»Nein da hört Alles auf – Sophie – Frau – nun das hat mir noch gefehlt – Sophie – wo ist das Mädchen, Christel, Rose oder Grete, wie heißt sie denn nur eigentlich – Christel.«
»Halten Sie sich ruhig – ich hole Sie bald ab,« flüsterte Sophie, schob den Riegel zurück und glitt rasch aus dem Zimmer, das sie hinter sich wieder verschloß.
»Aber Mütterchen, was giebt es denn nur?«
»Wer hat dem unglückseligen Geschöpf von einem Mädchen gesagt, daß es meine Stube scheuern soll?« frug hier der gestrenge Herr Pastor und stand, mit dem Lichte in der Hand, dem Hut auf dem Kopfe und den Mantel noch umgehangen, auf der Schwelle seiner Stube – »wer hat der Liese oder Christel oder Grethe, wie sie heißt, aufgetragen, mich hier mit meinen Papieren unter Wasser zu setzen?«
»Ih Du meine Güte, was giebt es denn da oben nur eigentlich, warum kommt Ihr denn heute gar nicht zum Essen?« frug die Frau Pastorin, und ihr Kopf erschien eben hoch genug, um durch das hölzerne Treppengitter hin den Gang entlang sehen zu können. »Was hast Du denn, Scheidler? Du machst ja einen entsetzlichen Spektakel?«
»Wer hat meine Stube scheuern lassen!« frug der Pastor hiergegen in lakonischer Kürze – »wer war der Unglückliche.«
»Deine Stube?« rief die Frau Pastorin erschreckt und kam rasch die Treppe ganz herauf – »ei Du lieber Gott, wenn man seine Augen doch auch nicht allerwegen hat – Rieke – Rieke – wo nur das Wettermädel wieder steckt – Sophie, ruf mir doch einmal die Rieke herauf, sie soll den Augenblick herkommen.« Und mit den Worten nahm sie ihrem Gatten das Licht aus der Hand, und hob dieses, die Stube betretend, aus der ihr ein feuchter warmer Dunst entgegenquoll, hoch empor.

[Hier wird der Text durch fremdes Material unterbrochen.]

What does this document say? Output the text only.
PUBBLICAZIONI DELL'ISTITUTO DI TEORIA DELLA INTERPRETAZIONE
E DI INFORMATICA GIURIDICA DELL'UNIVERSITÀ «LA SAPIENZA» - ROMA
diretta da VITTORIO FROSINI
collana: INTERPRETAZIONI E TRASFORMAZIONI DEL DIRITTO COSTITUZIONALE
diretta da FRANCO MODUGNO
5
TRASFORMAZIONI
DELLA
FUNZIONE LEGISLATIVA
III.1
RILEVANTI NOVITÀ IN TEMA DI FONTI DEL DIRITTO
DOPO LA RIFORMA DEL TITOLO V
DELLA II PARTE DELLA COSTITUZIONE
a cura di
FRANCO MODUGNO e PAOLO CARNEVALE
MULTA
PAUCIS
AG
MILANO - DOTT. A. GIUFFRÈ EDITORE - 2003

Allerdings hatte aber auch der Pastor Ursache, erzürnt zu sein, und er wurde es erst noch, als er den vollen Umfang der angerichteten Verwirrung vollkommen überschauen konnte.
Die ganze Stube war gescheuert, aber nicht allein die Stube, sondern auch alles Holzwerk, es mochte nun Wasser vertragen oder nicht. Die Bücherbreter standen abgeräumt und naß, und auf den Stühlen, auf dem Ofen, auf Bett und Sopha lagen die Bücher, sorgfältig aber wild zusammengeschichtet über einander. Ja selbst der einfache Schreibtisch war der Scheuerwüthigen nicht entgangen, die Papiere, deren sie doch allein Anschein nach nicht sämmtlich Herr werden konnte, staken rücksichtslos in die oberen Fächer hineingestopft, oder flogen jetzt, da in diesem Augenblicke das Mädchen gerade unten mit einer neuen Tracht Wasser in's Haus kam, durch den Zug der geöffneten Thüre getrieben, von Bett und Sopha aus zerstreut in der nassen Stube herum. Kein Blatt, kein Buch, kein Stuhl lag oder stand an seinem alten gewohnten Platze, und der Raum glich eher jedem andern Zimmer, als dem stillen Studierstübchen eines fleißigen Pastors am Sonnabend Abend, wo er sich erst recht sorgsam auf die morgen zu haltende Rede vorbereiten sollte.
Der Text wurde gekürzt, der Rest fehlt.